Dans un monde où la politique de la puissance tend à s’imposer, l'Europe souhaite mettre plus fortement ses ressources au service d’une Europe géopolitique. © Pool/Reuters - stock.adobe.com

Dans sa lettre d'invitation, le président du Conseil européen Charles Michel avait affirmé que la "réunion extraordinaire (...) sera essentiellement axée sur la place de l'Europe dans le monde et sur notre capacité à forger notre propre destin."

Les chefs d'État et de gouvernement européens ont abordé, les 1er et 2 octobre 2020, un ordre du jour chargé comme en atteste les conclusions du sommet européen.

Le premier jour a été consacré aux relations internationales : la situation en Méditerranée orientale, les relations UE-Chine, la Biélorussie, le Haut-Karabakh, l’opposant russe Alexeï Navalny.

Le marché unique, la politique industrielle et le numérique ont été le centre des discussions au second jour. La crise du Covid-19 a révélé des failles dans le marché unique qui affaiblit le potentiel de l'Union. Des points faibles que les dirigeants cherchent à combler.

Les relations extérieures de l'Union

L'Union européenne a l'ambition de mieux se coordonner en matière de politique étrangère. Dans un monde où la politique de la puissance tend à s’imposer, l'Europe souhaite mettre plus fortement ses ressources au service d’une Europe géopolitique.

L'Union a abordé l'ensemble des questions de l'actualité internationale. Un débat stratégique sur la Turquie a notamment eu lieu. Le Conseil européen a exprimé "sa pleine solidarité avec la Grèce et Chypre", dont les droits souverains doivent être respectés. L'UE s'est par ailleurs félicitée des "mesures de confiance" qui ont été  prises par la Grèce et la Turquie le 23 septembre 2020. Enfin, le Conseil européen a appelé à la tenue d'une conférence multilatérale sur la Méditerranée orientale et il a invité le Haut représentant de l'Union à entamer des pourparlers concernant son organisation.

En ce qui concerne la Chine, "la nécessité de rééquilibrer les relations économiques" a été réaffirmée. Le Conseil européen a souligné également la profonde préoccupation que lui inspire la situation des droits de l'homme en Chine (situation à Hong Kong et traitement des minorités), comme cela avait été déjà évoqué lors du sommet UE-Chine du 14 septembre 2020.

Les dirigeants européens ont par ailleurs décidé la mise en œuvre de sanctions contre les responsables de la répression en Biélorussie.

Le marché unique, la politique industrielle et la transformation numérique

Avec la transition verte et la transition numérique, le Conseil européen a souligné non seulement les deux priorités économiques à importance égale pour la reprise économique de l'Union mais également leur imbrication étroite.

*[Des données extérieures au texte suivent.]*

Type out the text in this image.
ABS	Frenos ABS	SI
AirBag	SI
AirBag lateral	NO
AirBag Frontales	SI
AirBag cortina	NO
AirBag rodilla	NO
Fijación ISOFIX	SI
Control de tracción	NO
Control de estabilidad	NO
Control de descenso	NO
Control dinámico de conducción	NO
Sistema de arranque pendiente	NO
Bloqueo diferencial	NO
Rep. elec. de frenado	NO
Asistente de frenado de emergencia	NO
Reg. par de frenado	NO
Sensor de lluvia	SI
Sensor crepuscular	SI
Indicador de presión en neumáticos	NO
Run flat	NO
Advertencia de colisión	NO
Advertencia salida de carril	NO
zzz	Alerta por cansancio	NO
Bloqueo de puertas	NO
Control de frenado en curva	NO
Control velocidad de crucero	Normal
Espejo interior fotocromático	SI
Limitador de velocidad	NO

Les dirigeants européens attendent désormais aussi :

  • la proposition de la Commission européenne relative à une législation sur les services numériques d'ici la fin 2020 ;
  • la présentation par la Commission, d'ici mars 2021, d'une "boussole" définissant les ambitions numériques de l'UE à l'horizon 2030 ;
  • l'actualisation du cadre européen de la concurrence devant  répondre aux défis de la transition écologique, de la transformation numérique et de l'évolution du contexte mondial.

Les débats se sont déroulés dans un contexte de difficiles négociations autour du budget pluriannuel de 1 000 milliards d'euros et la capacité d'emprunts de 750 milliards destinée au plan de relance post-coronavirus.